An international group of scientists show that fossil fuel corporations have, for decades, denied the public's right to be accurately informed about climate change by funding efforts to deceive people about the dangers of their product. A report* illustrating how the industry "polluted the information landscape" and how the damage could be undone is published today [Monday 21 October].
The report entitled, 'America misled: how the fossil fuel industry deliberately misled Americans about climate change', by academics from the universities of Bristol, UK; George Mason, USA and Harvard, USA, summarizes more than a decade of peer-reviewed research, and has been published to help inform policymakers, journalists, and the public.

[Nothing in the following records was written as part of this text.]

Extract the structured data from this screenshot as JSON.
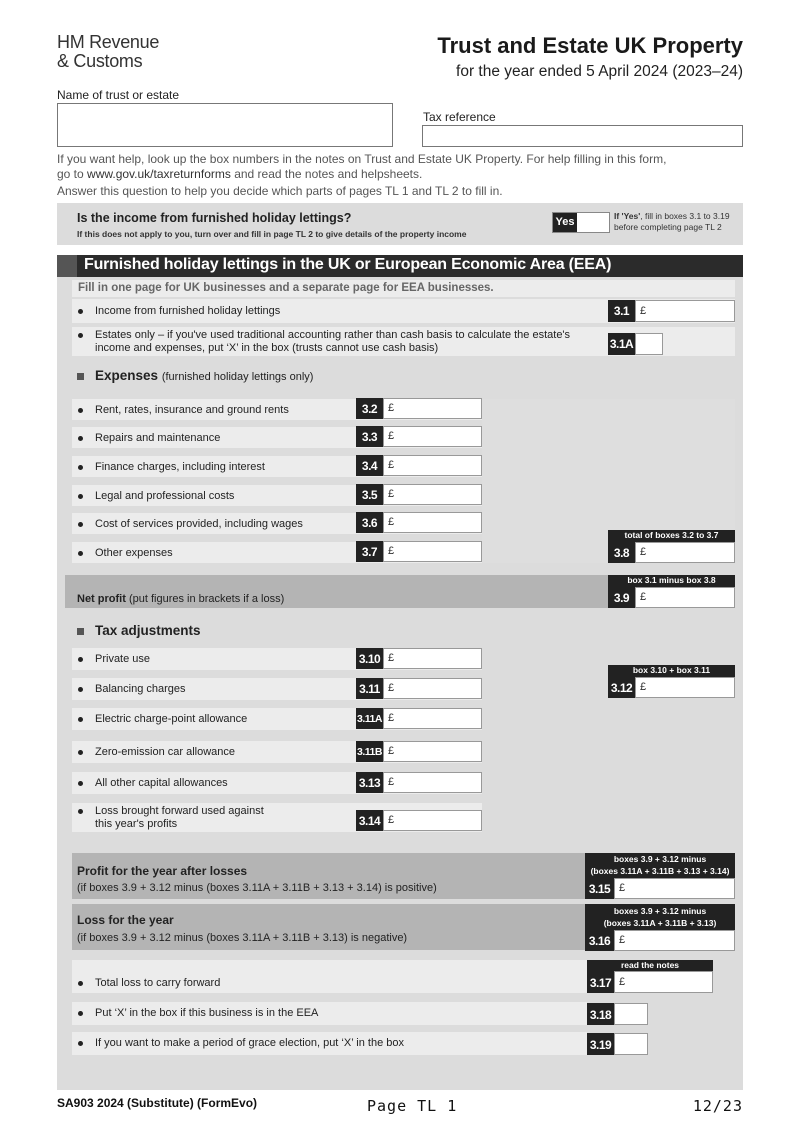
{
  "header": {
    "logo_line1": "HM Revenue",
    "logo_line2": "& Customs",
    "title": "Trust and Estate UK Property",
    "subtitle": "for the year ended 5 April 2024 (2023–24)"
  },
  "identity": {
    "name_label": "Name of trust or estate",
    "name_value": "",
    "taxref_label": "Tax reference",
    "taxref_value": ""
  },
  "help": {
    "line1": "If you want help, look up the box numbers in the notes on Trust and Estate UK Property. For help filling in this form,",
    "line2_pre": "go to ",
    "line2_link": "www.gov.uk/taxreturnforms",
    "line2_post": " and read the notes and helpsheets.",
    "line3": "Answer this question to help you decide which parts of pages TL 1 and TL 2 to fill in."
  },
  "question": {
    "title": "Is the income from furnished holiday lettings?",
    "subtitle": "If this does not apply to you, turn over and fill in page TL 2 to give details of the property income",
    "yes_label": "Yes",
    "yes_value": "",
    "note_bold": "If 'Yes'",
    "note_rest": ", fill in boxes 3.1 to 3.19 before completing page TL 2"
  },
  "section": {
    "title": "Furnished holiday lettings in the UK or European Economic Area (EEA)",
    "fill_note": "Fill in one page for UK businesses and a separate page for EEA businesses.",
    "currency": "£",
    "income": [
      {
        "box": "3.1",
        "label": "Income from furnished holiday lettings",
        "value": ""
      },
      {
        "box": "3.1A",
        "label_line1": "Estates only – if you've used traditional accounting rather than cash basis to calculate the estate's",
        "label_line2": "income and expenses, put ‘X’ in the box (trusts cannot use cash basis)",
        "value": ""
      }
    ],
    "expenses_heading": "Expenses",
    "expenses_note": "(furnished holiday lettings only)",
    "expenses": [
      {
        "box": "3.2",
        "label": "Rent, rates, insurance and ground rents",
        "value": ""
      },
      {
        "box": "3.3",
        "label": "Repairs and maintenance",
        "value": ""
      },
      {
        "box": "3.4",
        "label": "Finance charges, including interest",
        "value": ""
      },
      {
        "box": "3.5",
        "label": "Legal and professional costs",
        "value": ""
      },
      {
        "box": "3.6",
        "label": "Cost of services provided, including wages",
        "value": ""
      },
      {
        "box": "3.7",
        "label": "Other expenses",
        "value": ""
      }
    ],
    "total_expenses": {
      "box": "3.8",
      "caption": "total of boxes 3.2 to 3.7",
      "value": ""
    },
    "net_profit": {
      "label_bold": "Net profit",
      "label_rest": " (put figures in brackets if a loss)",
      "box": "3.9",
      "caption": "box 3.1 minus box 3.8",
      "value": ""
    },
    "tax_adj_heading": "Tax adjustments",
    "tax_adjustments": [
      {
        "box": "3.10",
        "label": "Private use",
        "value": ""
      },
      {
        "box": "3.11",
        "label": "Balancing charges",
        "value": ""
      },
      {
        "box": "3.11A",
        "label": "Electric charge-point allowance",
        "value": ""
      },
      {
        "box": "3.11B",
        "label": "Zero-emission car allowance",
        "value": ""
      },
      {
        "box": "3.13",
        "label": "All other capital allowances",
        "value": ""
      },
      {
        "box": "3.14",
        "label_line1": "Loss brought forward used against",
        "label_line2": "this year's profits",
        "value": ""
      }
    ],
    "box_312": {
      "box": "3.12",
      "caption": "box 3.10 + box 3.11",
      "value": ""
    },
    "profit": {
      "title": "Profit for the year after losses",
      "note": "(if boxes 3.9 + 3.12 minus (boxes 3.11A + 3.11B + 3.13 + 3.14) is positive)",
      "box": "3.15",
      "caption_line1": "boxes 3.9 + 3.12 minus",
      "caption_line2": "(boxes 3.11A + 3.11B + 3.13 + 3.14)",
      "value": ""
    },
    "loss": {
      "title": "Loss for the year",
      "note": "(if boxes 3.9 + 3.12 minus (boxes 3.11A + 3.11B + 3.13) is negative)",
      "box": "3.16",
      "caption_line1": "boxes 3.9 + 3.12 minus",
      "caption_line2": "(boxes 3.11A + 3.11B + 3.13)",
      "value": ""
    },
    "final": [
      {
        "box": "3.17",
        "label": "Total loss to carry forward",
        "caption": "read the notes",
        "value": ""
      },
      {
        "box": "3.18",
        "label": "Put ‘X’ in the box if this business is in the EEA",
        "value": ""
      },
      {
        "box": "3.19",
        "label": "If you want to make a period of grace election, put ‘X’ in the box",
        "value": ""
      }
    ]
  },
  "footer": {
    "form_id": "SA903 2024 (Substitute) (FormEvo)",
    "page_label": "Page TL 1",
    "page_count": "12/23"
  }
}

The report includes what the fossil fuel industry knew versus what they did, the arguments they used to seed doubt in the public, the techniques they used to create those arguments, and some strategies for combating them.
The key points in the report are:
- 1. Internal corporate documents show that the fossil fuel industry has known about human-caused climate change for decades. Its response was to actively arrange and fund denial and disinformation to suppress action and protect its status quo business operations.

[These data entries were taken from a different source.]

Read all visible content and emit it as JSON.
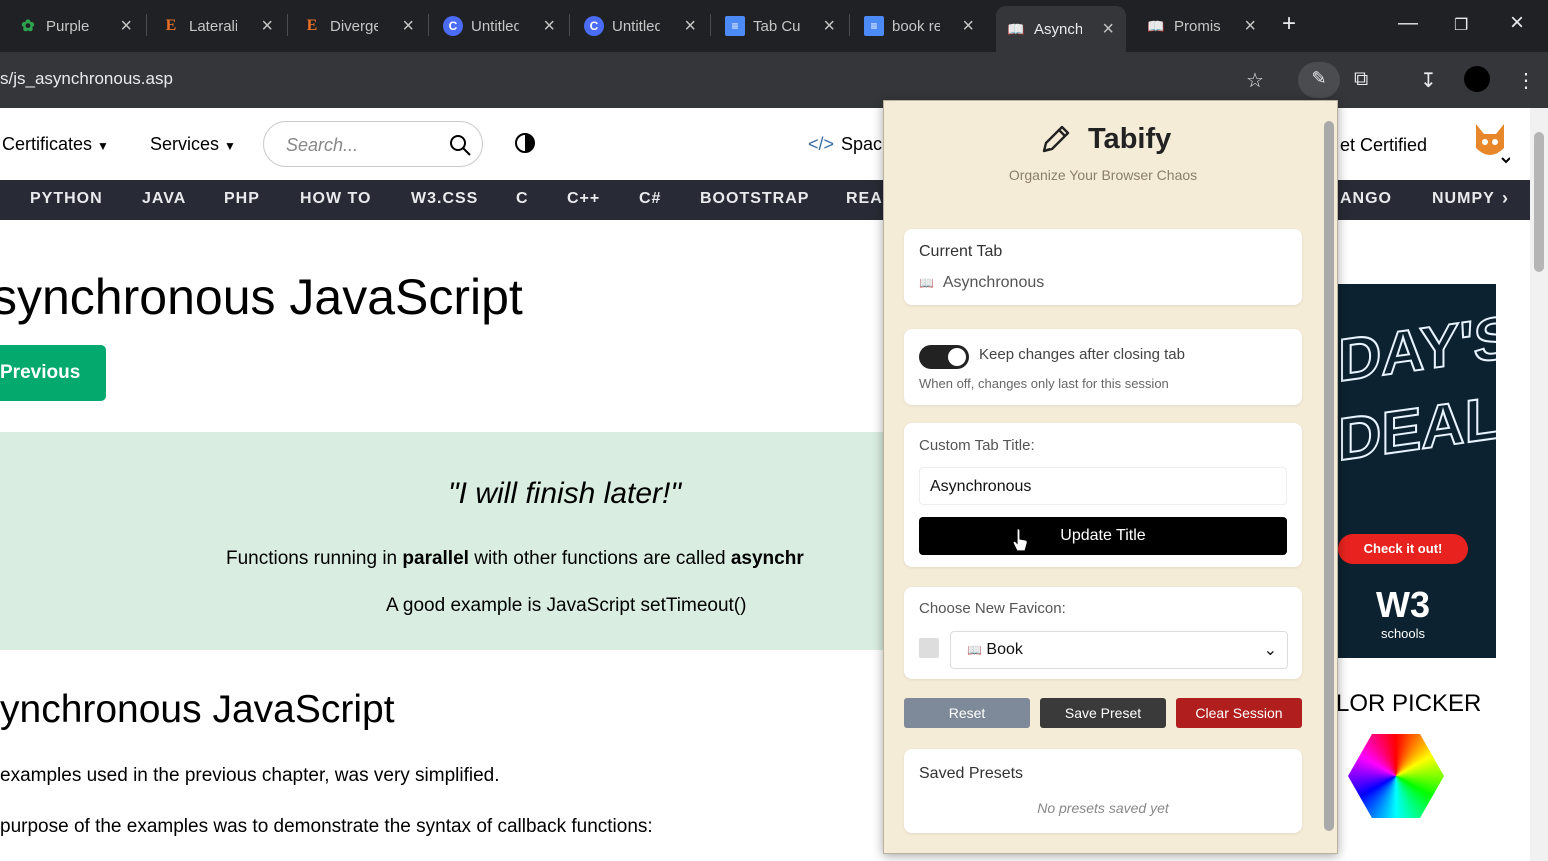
{
  "browser": {
    "tabs": [
      {
        "title": "Purple",
        "icon": "green-leaf-icon",
        "color": "#2ea44f"
      },
      {
        "title": "Laterali",
        "icon": "E",
        "color": "#e8702a"
      },
      {
        "title": "Diverge",
        "icon": "E",
        "color": "#e8702a"
      },
      {
        "title": "Untitled",
        "icon": "C",
        "color": "#4a6cf7"
      },
      {
        "title": "Untitled",
        "icon": "C",
        "color": "#4a6cf7"
      },
      {
        "title": "Tab Cus",
        "icon": "docs-icon",
        "color": "#4c8bf5"
      },
      {
        "title": "book re",
        "icon": "docs-icon",
        "color": "#4c8bf5"
      },
      {
        "title": "Asynch",
        "icon": "book-icon",
        "color": "#dfe6f5"
      },
      {
        "title": "Promis",
        "icon": "book-icon",
        "color": "#dfe6f5"
      }
    ],
    "url": "s/js_asynchronous.asp"
  },
  "site": {
    "nav": {
      "certificates": "Certificates",
      "services": "Services",
      "search_placeholder": "Search...",
      "spaces": "Spac",
      "get_certified": "et Certified"
    },
    "menu": [
      "PYTHON",
      "JAVA",
      "PHP",
      "HOW TO",
      "W3.CSS",
      "C",
      "C++",
      "C#",
      "BOOTSTRAP",
      "REA",
      "ANGO",
      "NUMPY"
    ],
    "heading": "synchronous JavaScript",
    "previous": "Previous",
    "quote": "\"I will finish later!\"",
    "para_prefix": "Functions running in ",
    "para_bold1": "parallel",
    "para_mid": " with other functions are called ",
    "para_bold2": "asynchr",
    "example": "A good example is JavaScript setTimeout()",
    "heading2": "ynchronous JavaScript",
    "p1": "examples used in the previous chapter, was very simplified.",
    "p2": "purpose of the examples was to demonstrate the syntax of callback functions:",
    "ad": {
      "line1": "DAY'S",
      "line2": "DEAL",
      "cta": "Check it out!",
      "logo": "W3",
      "logo_sub": "schools"
    },
    "color_picker": "LOR PICKER"
  },
  "popup": {
    "title": "Tabify",
    "subtitle": "Organize Your Browser Chaos",
    "current_tab_label": "Current Tab",
    "current_tab_value": "Asynchronous",
    "keep_label": "Keep changes after closing tab",
    "keep_hint": "When off, changes only last for this session",
    "keep_on": true,
    "custom_title_label": "Custom Tab Title:",
    "custom_title_value": "Asynchronous",
    "update_button": "Update Title",
    "favicon_label": "Choose New Favicon:",
    "favicon_selected": "Book",
    "reset": "Reset",
    "save_preset": "Save Preset",
    "clear_session": "Clear Session",
    "saved_presets_label": "Saved Presets",
    "no_presets": "No presets saved yet"
  }
}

2. As the scientific consensus on climate change emerged and strengthened, the industry and its political allies attacked the consensus and exaggerated the uncertainties.

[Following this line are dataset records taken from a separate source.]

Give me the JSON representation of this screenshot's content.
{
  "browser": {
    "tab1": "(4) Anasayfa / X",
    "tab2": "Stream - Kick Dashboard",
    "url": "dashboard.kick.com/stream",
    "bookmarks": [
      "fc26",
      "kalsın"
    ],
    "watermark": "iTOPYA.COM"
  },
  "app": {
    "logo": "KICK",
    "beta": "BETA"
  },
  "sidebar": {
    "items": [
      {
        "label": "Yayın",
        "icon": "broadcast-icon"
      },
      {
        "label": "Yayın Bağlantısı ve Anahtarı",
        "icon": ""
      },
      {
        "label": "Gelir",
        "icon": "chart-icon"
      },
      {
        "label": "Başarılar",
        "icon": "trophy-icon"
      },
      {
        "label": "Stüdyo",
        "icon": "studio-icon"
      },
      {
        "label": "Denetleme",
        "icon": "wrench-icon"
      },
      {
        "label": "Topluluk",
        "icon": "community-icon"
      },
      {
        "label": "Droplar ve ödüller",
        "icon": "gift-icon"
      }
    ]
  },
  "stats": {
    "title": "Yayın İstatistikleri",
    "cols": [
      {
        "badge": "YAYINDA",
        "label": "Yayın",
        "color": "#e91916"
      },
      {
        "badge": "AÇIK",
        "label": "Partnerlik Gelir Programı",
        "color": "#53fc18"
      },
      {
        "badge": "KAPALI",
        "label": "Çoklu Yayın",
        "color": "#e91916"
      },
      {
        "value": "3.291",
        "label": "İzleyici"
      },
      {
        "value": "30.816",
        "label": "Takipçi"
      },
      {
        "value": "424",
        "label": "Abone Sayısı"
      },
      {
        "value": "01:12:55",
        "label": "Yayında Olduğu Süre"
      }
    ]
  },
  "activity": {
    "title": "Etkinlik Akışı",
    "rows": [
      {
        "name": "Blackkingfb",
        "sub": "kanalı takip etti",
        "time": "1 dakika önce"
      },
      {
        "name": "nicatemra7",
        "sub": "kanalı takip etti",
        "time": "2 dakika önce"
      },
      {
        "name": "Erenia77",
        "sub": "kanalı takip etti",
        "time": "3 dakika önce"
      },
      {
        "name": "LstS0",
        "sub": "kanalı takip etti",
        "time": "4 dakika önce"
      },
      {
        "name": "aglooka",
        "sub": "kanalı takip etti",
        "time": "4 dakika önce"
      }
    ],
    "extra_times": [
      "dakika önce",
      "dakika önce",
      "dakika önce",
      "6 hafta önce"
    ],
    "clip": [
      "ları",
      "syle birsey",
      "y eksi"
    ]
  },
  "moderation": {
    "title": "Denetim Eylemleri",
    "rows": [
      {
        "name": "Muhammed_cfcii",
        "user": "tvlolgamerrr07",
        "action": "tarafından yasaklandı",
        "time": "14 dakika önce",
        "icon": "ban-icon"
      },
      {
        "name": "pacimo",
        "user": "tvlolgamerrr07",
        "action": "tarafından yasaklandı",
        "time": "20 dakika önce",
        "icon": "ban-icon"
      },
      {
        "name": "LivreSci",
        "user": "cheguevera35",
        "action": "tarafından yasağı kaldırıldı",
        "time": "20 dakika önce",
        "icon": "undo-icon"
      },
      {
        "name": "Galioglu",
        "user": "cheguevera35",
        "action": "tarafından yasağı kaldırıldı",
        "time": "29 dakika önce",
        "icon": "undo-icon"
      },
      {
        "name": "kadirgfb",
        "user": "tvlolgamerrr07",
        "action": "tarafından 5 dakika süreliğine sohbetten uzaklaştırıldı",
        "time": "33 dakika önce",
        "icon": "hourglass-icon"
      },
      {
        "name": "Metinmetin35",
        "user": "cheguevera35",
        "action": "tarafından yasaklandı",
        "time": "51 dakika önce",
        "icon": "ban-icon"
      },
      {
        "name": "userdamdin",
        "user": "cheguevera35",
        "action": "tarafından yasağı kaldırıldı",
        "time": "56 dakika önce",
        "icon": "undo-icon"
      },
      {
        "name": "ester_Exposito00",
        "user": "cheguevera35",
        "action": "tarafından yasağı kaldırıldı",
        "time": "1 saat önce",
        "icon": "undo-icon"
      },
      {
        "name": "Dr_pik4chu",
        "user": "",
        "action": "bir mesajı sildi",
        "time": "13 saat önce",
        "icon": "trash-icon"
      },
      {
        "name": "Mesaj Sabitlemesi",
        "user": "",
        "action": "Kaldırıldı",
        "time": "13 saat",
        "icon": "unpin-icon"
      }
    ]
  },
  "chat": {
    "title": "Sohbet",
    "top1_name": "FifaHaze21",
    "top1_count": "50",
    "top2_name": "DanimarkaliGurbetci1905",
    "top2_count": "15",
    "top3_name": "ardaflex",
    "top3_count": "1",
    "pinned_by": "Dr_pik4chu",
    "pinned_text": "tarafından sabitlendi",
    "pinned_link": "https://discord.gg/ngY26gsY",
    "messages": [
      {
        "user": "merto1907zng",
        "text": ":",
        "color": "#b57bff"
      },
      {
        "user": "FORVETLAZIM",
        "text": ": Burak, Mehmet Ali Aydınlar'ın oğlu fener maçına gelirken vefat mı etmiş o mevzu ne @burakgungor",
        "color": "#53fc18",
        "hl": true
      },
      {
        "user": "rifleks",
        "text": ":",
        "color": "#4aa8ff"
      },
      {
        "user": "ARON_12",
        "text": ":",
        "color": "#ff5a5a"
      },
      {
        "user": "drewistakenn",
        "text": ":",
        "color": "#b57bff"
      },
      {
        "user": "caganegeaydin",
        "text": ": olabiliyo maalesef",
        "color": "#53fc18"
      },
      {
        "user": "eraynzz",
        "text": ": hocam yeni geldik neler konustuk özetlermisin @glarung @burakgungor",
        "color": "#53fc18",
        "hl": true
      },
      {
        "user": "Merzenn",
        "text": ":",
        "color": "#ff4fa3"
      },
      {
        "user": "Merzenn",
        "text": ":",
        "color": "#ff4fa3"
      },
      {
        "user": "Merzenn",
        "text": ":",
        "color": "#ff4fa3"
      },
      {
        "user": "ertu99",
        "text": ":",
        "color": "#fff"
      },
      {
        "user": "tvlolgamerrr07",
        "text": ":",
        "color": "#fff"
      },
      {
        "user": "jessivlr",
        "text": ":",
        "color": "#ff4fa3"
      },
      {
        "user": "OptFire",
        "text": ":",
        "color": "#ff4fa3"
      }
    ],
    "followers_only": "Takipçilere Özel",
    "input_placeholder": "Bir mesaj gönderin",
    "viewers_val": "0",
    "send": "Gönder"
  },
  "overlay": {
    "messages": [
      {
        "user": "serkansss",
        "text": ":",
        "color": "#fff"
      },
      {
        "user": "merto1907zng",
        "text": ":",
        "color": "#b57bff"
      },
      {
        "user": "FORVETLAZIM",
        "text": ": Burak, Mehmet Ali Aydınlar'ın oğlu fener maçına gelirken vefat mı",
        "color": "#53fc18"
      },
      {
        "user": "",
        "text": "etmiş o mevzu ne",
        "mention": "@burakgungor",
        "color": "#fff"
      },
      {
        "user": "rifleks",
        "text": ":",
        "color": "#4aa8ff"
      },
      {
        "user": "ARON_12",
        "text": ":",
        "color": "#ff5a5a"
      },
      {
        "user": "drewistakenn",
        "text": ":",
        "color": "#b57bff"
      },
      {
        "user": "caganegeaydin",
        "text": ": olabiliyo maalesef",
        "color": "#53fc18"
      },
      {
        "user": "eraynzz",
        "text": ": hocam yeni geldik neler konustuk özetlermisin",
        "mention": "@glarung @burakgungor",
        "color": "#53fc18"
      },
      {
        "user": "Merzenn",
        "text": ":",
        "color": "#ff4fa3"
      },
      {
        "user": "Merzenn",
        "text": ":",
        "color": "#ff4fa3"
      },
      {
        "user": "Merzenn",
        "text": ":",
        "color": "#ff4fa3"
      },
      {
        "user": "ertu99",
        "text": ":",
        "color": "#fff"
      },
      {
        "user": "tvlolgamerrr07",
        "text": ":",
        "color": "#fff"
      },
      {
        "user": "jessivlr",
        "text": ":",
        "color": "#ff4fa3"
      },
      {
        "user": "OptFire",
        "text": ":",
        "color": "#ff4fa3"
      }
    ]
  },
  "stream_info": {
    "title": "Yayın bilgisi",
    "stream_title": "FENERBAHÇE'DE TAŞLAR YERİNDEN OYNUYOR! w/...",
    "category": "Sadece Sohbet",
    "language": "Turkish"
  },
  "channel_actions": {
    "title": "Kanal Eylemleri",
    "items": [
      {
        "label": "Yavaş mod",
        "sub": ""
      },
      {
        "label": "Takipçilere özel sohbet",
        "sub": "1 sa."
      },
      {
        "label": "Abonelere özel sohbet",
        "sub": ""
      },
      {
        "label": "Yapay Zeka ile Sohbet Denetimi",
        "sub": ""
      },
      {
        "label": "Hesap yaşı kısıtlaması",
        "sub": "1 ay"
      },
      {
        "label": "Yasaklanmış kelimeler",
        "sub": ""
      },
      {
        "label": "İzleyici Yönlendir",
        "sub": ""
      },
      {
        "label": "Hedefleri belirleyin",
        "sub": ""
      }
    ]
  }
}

3. The fossil fuel industry offered no consistent alternative explanation for why the climate was changing--the goal was merely to undermine support for action.
4. The strategy, tactics, infrastructure, and rhetorical arguments and techniques used by fossil fuel interests to challenge the scientific evidence of climate change--including cherry picking, fake experts, and conspiracy theories--come straight out of the tobacco industry's playbook for delaying tobacco control.
5. Informing the public about how these arguments are deceptive not only begins to correct the misconceptions, but also will make it harder for future campaigns to use these misleading tactics to confuse the public.
Professor Stephan Lewandowsky, Chair in Cognitive Psychology in the School of Psychological Science and Cabot Institute for the Environment at the University of Bristol, said: "Disinformation about climate change has a straightforward purpose--to block action on climate change. In America, it has largely succeeded, with policies to mitigate climate change blocked or delayed for decades."
Professor John Cook, at the Center for Climate Change Communication at George Mason University, added: "Exposing and explaining the techniques used to mislead are key to inoculating the public from further industry-funded disinformation."
Geoffrey Supran, Research Associate in the Department of the History of Science at Harvard University, explained: "For 60 years, the fossil fuel industry has known about the potential global warming dangers of their products. But instead of warning the public or doing something about it, they turned around and orchestrated a massive campaign of denial and delay designed to protect profits. The evidence is incontrovertible: Exxon misled the public. Like all bad actors, they should be held accountable."
Later this week [Wednesday 23 October], the People of the State of New York will face Exxon Mobil Corporation in court. While the legal proceedings are complicated, the academics state they are underpinned by a simple truth: for decades, ExxonMobil and other fossil fuel corporations funded efforts to deceive the American people about the dangers of their product.
'America misled: how the fossil fuel industry deliberately misled Americans about climate change' by John Cook, Geoffrey Supran, Stephan Lewandowsky, Naomi Oreskes, Ed Maibach
*The views expressed in the report and the press release are those of the academics and are not the views of the University.